La crise est loin d’être terminée. On observe évidemment ce qui se passe en ce moment, la troisième vague annoncée. Mais la situation est tendue, et la fatigue est là. La carapace des soignants se craquèle au fur et à mesure des vagues, et c’est ce qu’on montrerait… J’aimerais beaucoup continuer à suivre le parcours de ces deux femmes. Et si j’ai un accord de leur part, et que j’arrive à leur prouver que je peux avoir un point de vue différent sur cette troisième vague, raconter quelque chose de différent, je pense qu’elles accepteront. Cela n’aurait aucun intérêt de se répéter, d’autant que cela leur demande beaucoup d’efforts, à elles et leurs équipes, d’accueillir une équipe de tournage.

N’oublions pas que les familles tout un temps n’ont pas pu entrer dans l’hôpital, et j’espère être pour elles un témoin de ce qu’elles n’ont pas pu vivre.

Et à titre personnel, j’aimerais les accompagner dans la fin de la crise aussi, voir la lumière avec elle, retourner à la vie. Ce chemin semble sans issue, et la société qui va avec devient illisible.

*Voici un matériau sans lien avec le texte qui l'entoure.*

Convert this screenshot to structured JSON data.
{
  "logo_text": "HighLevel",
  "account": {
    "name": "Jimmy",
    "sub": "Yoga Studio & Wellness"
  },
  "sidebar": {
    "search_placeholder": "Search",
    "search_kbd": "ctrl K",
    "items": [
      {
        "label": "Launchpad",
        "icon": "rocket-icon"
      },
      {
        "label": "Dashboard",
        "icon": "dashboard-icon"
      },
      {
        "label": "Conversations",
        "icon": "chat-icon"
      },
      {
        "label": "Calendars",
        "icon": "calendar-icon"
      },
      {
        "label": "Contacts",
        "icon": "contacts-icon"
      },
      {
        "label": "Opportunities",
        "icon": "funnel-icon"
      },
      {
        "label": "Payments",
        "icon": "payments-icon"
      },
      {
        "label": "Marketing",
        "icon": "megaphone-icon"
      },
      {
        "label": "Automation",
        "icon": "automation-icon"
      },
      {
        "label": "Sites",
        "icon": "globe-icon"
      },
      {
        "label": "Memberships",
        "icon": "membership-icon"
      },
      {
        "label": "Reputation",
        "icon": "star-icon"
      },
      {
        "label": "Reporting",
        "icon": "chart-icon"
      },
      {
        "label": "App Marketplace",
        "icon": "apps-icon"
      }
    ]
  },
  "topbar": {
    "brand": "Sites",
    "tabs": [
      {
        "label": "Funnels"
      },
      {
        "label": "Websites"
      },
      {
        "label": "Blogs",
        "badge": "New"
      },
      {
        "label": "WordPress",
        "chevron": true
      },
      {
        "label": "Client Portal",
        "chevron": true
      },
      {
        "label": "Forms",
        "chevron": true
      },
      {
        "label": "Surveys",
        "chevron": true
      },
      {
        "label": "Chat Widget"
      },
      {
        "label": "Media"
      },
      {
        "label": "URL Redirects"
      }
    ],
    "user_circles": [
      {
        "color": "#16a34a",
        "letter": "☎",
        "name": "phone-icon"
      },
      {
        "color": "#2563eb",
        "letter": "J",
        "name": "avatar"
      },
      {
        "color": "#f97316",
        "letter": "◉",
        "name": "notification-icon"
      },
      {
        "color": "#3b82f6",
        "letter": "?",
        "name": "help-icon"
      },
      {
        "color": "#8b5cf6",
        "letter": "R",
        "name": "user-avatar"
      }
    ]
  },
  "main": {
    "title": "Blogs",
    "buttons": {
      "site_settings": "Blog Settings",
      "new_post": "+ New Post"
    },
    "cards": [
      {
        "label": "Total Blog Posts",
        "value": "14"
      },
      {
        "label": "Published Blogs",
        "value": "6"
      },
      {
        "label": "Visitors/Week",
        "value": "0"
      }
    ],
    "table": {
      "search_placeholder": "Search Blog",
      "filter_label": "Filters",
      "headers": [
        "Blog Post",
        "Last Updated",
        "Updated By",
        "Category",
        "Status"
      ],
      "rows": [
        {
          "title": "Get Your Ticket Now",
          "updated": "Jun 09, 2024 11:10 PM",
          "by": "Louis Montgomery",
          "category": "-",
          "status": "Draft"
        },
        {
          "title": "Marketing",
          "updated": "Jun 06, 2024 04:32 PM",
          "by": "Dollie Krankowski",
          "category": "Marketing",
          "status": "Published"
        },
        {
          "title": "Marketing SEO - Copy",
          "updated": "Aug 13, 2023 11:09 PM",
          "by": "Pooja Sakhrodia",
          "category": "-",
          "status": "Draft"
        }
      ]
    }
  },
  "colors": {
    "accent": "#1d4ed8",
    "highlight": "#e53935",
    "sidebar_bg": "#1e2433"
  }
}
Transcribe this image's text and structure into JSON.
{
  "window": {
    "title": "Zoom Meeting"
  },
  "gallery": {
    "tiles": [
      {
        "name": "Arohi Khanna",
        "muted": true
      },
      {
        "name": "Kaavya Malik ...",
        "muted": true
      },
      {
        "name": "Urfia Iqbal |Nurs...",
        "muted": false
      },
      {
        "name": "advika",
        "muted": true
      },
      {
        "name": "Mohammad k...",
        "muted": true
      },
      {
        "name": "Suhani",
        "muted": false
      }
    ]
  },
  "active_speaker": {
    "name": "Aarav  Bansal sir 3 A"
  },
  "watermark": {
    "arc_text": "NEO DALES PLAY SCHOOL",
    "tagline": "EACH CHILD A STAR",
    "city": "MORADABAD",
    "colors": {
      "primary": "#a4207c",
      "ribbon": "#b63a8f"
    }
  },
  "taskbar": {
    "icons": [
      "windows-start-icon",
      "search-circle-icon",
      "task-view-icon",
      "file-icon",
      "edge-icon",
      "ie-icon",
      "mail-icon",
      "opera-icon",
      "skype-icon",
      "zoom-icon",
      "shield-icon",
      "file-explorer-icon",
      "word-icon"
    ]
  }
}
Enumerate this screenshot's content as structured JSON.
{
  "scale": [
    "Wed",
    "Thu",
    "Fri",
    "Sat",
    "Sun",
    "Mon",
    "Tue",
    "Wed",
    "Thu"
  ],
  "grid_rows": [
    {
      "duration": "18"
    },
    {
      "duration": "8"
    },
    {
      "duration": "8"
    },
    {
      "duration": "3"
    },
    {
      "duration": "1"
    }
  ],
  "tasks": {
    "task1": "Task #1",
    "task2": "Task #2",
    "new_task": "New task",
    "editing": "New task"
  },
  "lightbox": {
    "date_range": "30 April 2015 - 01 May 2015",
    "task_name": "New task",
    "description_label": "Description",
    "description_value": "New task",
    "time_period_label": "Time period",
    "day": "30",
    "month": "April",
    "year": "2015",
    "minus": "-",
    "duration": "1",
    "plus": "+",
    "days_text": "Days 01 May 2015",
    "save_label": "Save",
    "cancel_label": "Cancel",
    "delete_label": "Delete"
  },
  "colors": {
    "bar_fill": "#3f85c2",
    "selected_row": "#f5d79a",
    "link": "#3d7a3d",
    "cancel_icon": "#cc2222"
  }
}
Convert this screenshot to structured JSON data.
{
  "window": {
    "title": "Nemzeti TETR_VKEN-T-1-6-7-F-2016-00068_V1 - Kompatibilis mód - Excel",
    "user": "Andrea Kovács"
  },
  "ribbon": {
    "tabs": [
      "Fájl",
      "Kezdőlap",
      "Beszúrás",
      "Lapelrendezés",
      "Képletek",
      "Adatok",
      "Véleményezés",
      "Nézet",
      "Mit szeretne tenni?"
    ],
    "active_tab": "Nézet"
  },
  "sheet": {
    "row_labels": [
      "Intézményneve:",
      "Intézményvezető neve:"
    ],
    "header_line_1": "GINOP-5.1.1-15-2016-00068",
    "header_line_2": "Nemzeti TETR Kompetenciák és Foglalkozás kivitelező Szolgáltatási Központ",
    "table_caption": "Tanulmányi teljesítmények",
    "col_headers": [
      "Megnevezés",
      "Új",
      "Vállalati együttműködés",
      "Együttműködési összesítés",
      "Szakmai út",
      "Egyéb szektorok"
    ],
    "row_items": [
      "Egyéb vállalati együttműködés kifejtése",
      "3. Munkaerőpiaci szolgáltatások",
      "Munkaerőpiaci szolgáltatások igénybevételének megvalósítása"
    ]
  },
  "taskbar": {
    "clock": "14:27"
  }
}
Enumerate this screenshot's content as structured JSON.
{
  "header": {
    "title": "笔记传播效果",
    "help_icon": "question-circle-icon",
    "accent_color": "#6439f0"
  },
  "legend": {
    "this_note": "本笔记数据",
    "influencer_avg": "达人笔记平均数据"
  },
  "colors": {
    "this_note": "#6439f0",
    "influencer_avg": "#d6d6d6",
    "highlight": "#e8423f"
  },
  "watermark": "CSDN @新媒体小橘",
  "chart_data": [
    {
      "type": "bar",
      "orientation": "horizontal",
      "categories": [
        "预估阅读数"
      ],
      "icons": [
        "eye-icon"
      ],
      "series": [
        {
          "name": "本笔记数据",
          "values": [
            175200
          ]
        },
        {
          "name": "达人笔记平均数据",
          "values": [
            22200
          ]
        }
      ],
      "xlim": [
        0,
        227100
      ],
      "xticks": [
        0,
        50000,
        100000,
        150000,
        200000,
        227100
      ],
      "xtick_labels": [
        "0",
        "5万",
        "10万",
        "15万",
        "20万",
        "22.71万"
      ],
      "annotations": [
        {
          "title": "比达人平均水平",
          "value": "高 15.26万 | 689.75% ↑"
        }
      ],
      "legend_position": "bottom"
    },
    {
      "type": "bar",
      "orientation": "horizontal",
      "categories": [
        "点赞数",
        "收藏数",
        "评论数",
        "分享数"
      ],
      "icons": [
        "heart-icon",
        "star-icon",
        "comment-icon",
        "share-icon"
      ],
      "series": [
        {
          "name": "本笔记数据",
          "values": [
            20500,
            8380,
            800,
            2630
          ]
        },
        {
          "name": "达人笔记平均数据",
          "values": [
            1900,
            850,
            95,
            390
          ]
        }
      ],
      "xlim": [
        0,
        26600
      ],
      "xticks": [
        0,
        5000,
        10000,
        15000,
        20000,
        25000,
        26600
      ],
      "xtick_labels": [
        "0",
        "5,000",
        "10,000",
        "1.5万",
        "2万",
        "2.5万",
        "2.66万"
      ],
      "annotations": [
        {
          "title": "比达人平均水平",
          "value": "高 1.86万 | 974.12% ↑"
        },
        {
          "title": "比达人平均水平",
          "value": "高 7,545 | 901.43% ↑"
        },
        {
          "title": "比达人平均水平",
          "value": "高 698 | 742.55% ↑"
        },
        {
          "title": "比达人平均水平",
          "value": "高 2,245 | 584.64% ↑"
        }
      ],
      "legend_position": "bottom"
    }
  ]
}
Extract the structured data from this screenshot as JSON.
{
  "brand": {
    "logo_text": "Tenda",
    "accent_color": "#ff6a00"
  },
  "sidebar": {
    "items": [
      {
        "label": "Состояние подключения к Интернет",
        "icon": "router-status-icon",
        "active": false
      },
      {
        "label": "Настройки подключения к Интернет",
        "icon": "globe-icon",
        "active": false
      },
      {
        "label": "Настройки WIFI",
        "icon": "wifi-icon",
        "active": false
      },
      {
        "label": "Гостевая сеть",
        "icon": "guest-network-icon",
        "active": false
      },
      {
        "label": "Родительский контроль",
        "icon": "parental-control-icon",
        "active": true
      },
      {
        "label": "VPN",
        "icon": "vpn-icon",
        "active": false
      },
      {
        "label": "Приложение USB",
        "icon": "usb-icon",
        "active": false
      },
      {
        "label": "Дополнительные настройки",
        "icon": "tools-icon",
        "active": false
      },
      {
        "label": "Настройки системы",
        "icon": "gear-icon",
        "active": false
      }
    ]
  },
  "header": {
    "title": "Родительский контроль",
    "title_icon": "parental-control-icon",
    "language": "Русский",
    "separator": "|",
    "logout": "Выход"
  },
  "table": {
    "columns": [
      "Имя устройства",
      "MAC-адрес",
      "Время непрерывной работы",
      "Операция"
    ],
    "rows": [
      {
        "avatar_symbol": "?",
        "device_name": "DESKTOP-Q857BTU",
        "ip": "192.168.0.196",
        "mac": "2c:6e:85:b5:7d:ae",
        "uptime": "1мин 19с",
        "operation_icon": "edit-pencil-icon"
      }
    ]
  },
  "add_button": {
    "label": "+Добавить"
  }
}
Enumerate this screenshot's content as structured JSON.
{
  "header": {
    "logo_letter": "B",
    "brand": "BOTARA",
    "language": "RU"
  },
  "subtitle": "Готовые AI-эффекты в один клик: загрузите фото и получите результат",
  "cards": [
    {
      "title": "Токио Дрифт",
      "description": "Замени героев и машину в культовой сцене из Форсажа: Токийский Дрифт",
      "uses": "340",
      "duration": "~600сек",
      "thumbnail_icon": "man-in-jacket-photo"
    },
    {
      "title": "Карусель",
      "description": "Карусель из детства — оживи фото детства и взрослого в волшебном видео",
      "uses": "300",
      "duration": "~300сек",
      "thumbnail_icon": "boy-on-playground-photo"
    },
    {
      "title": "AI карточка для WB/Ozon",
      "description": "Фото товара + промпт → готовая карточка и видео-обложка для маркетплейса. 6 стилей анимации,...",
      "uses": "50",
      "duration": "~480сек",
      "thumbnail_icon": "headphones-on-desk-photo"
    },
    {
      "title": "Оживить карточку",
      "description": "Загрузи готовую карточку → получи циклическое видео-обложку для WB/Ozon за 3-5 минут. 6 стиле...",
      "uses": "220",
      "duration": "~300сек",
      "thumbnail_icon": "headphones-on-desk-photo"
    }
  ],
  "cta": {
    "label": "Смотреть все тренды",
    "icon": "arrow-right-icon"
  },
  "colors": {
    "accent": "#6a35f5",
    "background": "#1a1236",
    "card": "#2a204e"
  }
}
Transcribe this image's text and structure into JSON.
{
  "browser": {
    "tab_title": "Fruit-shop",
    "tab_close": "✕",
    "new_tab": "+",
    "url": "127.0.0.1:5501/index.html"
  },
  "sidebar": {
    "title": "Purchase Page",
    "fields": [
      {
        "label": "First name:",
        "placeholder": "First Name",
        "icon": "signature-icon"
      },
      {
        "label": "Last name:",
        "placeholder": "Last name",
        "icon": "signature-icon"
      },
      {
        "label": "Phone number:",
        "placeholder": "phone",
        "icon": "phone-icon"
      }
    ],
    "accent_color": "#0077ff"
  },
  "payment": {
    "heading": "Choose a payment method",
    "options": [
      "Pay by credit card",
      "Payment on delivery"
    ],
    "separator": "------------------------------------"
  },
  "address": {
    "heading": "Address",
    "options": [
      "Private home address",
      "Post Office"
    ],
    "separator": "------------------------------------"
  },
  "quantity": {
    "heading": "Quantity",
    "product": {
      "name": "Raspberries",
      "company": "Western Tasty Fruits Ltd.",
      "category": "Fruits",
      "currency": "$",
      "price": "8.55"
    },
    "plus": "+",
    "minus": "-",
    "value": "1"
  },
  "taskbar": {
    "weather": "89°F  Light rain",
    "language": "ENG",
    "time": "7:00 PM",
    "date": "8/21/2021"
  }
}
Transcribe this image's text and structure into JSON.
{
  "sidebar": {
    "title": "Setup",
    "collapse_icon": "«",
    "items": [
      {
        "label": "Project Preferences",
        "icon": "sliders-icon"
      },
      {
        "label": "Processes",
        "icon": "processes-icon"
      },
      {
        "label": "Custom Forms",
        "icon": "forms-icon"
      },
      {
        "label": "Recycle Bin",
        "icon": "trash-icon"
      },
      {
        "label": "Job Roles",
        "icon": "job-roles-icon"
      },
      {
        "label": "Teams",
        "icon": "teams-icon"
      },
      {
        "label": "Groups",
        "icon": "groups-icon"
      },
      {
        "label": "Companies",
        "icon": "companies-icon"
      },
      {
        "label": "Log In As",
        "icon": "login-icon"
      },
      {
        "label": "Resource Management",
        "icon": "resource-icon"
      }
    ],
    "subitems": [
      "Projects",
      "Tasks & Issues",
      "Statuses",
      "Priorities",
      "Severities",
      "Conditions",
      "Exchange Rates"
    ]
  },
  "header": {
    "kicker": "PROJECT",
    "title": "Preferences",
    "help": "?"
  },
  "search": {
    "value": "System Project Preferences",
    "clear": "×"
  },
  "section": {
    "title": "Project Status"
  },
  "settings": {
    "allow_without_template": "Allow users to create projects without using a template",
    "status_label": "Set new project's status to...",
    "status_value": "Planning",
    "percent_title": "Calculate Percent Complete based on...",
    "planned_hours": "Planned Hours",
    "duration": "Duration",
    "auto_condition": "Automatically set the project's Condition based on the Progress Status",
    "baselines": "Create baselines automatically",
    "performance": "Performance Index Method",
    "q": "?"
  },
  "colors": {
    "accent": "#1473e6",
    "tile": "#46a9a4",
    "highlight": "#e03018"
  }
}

Je comprends la rébellion des jeunes, qui se rassemblent à Liège par exemple. Je n’aurais jamais été parmi eux, mais ce message, ce ras-le-bol doit être entendu.

Un besoin de sens que le cinéma peut amener?

Aller au cinéma, c’est un acte social. On a besoin de rencontrer l’autre autant que le film, en parler avec l’autre. Regarder un film tout seul chez soi, c’est une autre expérience. Ce n’est plus un acte social. La connexion avec le public, ça reste le coeur de notre métier.